An Action mangelte es der Tourenwagen-Weltmeisterschaft in Spa nicht, am Ende wurden D. Müller (BMW) und Giovanardi (Alfa) als Sieger abgewunken.

Einmal im Jahr spielt die FIA World Touring Car Championship mit ihren Top-Werksteams deutlich die zweite Geige: bei den 24 Stunden von Spa sind die Tourenwagen nur im „Rahmenrennen“.

Ein Zustand, mit dem die Organisatoren der Weltmeisterschaft nicht mehr glücklich sind.
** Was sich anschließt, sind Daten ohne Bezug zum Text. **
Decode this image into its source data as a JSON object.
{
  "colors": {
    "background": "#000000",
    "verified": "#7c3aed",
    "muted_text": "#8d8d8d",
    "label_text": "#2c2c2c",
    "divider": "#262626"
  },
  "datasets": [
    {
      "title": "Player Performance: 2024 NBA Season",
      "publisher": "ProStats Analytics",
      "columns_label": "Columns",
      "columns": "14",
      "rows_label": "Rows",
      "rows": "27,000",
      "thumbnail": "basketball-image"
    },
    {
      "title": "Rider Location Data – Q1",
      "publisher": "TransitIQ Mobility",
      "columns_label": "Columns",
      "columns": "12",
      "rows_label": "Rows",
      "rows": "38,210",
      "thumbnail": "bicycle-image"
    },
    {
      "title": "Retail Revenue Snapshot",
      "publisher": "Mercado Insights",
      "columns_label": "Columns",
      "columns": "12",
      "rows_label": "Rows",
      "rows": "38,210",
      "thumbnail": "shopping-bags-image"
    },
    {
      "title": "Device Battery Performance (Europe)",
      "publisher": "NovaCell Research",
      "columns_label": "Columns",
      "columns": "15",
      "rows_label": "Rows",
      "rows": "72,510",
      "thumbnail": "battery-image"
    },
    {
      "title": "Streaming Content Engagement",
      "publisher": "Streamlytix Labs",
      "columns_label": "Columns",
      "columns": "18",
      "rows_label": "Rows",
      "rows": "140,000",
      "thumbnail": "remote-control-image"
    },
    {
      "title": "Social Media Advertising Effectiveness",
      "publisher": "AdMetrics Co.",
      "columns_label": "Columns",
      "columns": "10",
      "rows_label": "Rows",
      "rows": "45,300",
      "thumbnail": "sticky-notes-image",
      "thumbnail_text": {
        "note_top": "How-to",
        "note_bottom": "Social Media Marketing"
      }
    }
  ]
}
Ab nächstem Jahr gehen die Tourenwagen zunehmend ihre eigenen Wege, schon für 2007 wird als Spa-Ersatz ein Revival des Straßenrennens in Helsinki erwogen.

Für den Moment gibt es den belgischen Traditionskurs noch im WM-Kalender, und er wurde seinem Ruf in vieler Hinsicht gerecht. In der WTCC gibt es eine Zwei-Klassen-Gesellschaft: vorneweg kämpft rot (Alfa Romeo) gegen weiß (BMW), dahinter raufen die „kleineren“ Werksteams (Seat, Chevrolet, Ford, Peugeot) und der „private“ JAS-Honda mit den Privatiers der „Independents“-Wertung.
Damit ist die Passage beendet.